The extent to which a drug is available to the body, influenced by its lipid solubility and ability to cross the blood-brain barrier.

Elimination
  • Biotransformation: Active drug converted into other molecules, generating metabolites.

  • First-Order Elimination: Rate of elimination is proportionate to the drug concentration.

  • Zero-Order Elimination: Fixed rate over time, irrespective of drug concentration (e.g., alcohol).

  • Half-Life: Time taken for the body to eliminate half of the drug amount in the blood.

Pharmacodynamics

The drug's effect on the body, focusing on the drug's effects on receptors and its biochemical and physiological impacts.

Factors Determining Drug Response

Metabolism, genetically determined, significantly affects drug responses. Examples include:

  • Normal Metabolizer: Typical amount of enzyme, processes drug effectively.

  • Slow Metabolizer: Too little enzyme, drug builds up, potential side effects.

  • Fast Metabolizer: Too much enzyme, drug broken down too quickly, little symptom improvement.

Drug Testing

Screens different drug types. Urine tests are the most common. Other tests are blood tests, sweat, saliva, and hair.

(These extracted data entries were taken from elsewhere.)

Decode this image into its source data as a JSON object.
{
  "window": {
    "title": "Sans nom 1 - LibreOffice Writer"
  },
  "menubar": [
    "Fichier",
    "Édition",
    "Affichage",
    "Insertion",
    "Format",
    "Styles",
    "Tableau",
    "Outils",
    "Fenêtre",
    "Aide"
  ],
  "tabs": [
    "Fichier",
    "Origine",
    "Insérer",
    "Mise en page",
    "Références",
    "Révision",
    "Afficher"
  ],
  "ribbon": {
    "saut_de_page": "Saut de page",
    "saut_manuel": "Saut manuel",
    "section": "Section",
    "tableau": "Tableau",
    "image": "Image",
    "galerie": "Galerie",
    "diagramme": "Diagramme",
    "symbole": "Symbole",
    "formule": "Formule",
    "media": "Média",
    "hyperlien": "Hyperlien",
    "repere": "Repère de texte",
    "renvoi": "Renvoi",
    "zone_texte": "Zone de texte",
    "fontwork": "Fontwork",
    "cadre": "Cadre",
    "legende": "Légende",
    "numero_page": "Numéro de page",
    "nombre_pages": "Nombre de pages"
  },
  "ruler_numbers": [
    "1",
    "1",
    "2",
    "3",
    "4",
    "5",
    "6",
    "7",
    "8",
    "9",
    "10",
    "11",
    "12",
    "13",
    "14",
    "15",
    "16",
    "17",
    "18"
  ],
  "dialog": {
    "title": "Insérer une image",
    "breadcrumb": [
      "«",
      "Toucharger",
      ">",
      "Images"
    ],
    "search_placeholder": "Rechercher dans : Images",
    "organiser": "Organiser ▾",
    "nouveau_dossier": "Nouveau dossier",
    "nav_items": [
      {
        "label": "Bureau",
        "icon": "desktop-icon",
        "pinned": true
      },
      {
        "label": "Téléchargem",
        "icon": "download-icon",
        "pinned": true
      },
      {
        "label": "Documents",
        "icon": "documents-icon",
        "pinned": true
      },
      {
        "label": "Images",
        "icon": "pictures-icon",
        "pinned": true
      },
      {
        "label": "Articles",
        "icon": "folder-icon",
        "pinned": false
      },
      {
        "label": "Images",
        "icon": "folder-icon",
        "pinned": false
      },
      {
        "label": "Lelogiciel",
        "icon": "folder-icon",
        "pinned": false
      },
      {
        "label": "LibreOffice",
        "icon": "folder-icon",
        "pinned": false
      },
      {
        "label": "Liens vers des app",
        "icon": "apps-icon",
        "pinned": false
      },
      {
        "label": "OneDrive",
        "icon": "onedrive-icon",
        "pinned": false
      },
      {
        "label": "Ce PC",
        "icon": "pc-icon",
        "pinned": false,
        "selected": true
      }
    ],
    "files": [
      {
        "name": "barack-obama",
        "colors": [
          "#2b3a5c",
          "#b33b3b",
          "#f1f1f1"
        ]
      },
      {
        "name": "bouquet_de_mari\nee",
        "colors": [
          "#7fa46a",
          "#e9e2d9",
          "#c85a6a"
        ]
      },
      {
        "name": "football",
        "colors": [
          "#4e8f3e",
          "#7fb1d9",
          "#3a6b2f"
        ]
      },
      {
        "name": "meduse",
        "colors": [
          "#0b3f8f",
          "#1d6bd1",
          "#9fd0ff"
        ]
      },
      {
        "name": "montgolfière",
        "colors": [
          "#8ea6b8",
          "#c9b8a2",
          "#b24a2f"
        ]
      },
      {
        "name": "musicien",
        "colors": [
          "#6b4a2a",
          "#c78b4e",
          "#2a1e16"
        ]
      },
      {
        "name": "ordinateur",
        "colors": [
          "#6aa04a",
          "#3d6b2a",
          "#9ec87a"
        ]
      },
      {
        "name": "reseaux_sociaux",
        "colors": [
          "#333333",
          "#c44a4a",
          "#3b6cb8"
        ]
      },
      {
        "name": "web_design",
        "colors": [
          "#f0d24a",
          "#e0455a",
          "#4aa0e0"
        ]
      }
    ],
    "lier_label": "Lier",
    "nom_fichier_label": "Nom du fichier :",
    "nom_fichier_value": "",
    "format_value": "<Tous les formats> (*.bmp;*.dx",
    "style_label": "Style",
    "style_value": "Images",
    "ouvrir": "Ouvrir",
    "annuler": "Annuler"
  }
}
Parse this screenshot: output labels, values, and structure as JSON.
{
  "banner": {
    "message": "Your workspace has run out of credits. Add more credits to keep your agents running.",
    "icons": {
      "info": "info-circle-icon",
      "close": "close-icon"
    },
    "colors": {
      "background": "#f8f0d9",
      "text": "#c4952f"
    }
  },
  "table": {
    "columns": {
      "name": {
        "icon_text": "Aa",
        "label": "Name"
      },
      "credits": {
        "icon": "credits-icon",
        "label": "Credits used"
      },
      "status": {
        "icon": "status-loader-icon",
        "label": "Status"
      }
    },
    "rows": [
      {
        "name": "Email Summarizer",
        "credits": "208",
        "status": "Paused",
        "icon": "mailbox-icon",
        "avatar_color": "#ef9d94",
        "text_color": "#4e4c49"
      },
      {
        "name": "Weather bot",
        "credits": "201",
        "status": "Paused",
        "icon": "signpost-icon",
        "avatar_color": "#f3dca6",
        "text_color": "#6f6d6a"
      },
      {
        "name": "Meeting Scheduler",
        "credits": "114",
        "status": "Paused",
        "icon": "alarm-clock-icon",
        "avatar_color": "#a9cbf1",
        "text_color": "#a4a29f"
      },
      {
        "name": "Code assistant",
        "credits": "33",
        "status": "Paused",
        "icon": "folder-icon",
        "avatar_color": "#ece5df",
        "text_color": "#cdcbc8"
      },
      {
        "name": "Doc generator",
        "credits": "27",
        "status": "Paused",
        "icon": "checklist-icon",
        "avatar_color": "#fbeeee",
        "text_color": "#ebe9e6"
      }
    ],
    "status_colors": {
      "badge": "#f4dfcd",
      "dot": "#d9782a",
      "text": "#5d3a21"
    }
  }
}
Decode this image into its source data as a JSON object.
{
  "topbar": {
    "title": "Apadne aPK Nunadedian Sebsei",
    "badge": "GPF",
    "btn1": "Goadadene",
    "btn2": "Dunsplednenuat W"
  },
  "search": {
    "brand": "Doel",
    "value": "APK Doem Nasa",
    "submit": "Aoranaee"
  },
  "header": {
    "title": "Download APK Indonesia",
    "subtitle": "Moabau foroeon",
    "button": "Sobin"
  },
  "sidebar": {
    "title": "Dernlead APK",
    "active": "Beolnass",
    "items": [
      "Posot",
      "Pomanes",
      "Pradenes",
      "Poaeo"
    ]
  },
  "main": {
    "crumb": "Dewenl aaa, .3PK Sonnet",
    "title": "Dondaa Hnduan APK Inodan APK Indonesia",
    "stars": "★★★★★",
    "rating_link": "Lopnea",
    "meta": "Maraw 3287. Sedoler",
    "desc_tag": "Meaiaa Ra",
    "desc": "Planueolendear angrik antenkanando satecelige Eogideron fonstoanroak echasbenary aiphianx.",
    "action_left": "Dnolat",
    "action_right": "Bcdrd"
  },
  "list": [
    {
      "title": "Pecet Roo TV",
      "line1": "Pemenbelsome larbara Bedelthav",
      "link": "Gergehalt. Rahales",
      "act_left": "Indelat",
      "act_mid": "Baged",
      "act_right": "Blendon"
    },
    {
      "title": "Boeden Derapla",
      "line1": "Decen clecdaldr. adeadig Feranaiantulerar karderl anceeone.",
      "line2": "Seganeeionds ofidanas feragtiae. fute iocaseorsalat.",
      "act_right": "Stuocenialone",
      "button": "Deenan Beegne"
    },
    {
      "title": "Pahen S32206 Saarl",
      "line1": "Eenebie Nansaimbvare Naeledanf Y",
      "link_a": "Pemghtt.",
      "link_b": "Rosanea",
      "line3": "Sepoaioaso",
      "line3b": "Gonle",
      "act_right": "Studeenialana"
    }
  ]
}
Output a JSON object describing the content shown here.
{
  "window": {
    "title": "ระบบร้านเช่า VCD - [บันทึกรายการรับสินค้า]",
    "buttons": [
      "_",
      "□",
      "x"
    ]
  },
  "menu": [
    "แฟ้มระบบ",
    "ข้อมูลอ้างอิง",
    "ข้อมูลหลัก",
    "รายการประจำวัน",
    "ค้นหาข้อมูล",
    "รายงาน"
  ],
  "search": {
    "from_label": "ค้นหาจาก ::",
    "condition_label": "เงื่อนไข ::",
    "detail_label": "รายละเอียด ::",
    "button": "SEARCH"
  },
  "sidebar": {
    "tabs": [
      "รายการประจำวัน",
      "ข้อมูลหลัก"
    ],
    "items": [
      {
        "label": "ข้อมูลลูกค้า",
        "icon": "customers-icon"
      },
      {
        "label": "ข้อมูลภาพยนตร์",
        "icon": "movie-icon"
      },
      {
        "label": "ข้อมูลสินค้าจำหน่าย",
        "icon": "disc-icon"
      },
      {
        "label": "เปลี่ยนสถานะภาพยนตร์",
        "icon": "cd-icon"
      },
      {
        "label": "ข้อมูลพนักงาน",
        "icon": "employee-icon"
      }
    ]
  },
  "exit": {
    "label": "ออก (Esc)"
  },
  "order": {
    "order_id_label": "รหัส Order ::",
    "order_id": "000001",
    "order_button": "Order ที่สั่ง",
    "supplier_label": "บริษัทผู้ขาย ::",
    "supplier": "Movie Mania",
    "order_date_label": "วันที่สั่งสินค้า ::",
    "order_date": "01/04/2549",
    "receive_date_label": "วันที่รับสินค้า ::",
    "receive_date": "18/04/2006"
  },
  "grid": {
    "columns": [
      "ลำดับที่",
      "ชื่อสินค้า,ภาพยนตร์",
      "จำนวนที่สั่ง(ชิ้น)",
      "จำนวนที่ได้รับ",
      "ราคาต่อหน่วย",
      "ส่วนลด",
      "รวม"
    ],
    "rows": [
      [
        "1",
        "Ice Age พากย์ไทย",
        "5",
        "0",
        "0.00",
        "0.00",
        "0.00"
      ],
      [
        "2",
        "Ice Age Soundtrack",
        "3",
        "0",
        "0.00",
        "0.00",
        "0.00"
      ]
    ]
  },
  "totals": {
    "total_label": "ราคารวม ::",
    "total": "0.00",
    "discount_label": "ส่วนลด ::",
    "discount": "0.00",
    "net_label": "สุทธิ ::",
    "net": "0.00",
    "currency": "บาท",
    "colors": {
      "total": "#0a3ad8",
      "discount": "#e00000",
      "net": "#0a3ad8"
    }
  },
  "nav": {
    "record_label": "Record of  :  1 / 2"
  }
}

Testing directly in the system, the drug presence in the blood has a shorter detection window because of their half lives, and essentially confirms drug presence. Testing for metabolites, the residual molecules after a drug has been processed and broken down, necessarily has a longer detection window than testing in the blood, but is less precise, and opens the door for false positives and false negatives.

Psychopharmacology

Considers how pharmacokinetics and pharmacodynamics interact to influence an individual's response to a drug. Factors such as dosing, body weight, route of administration, bioavailability, interferences, interactions, and metabolism all play critical roles in determining who gets more intoxicated from the same amount of alcohol.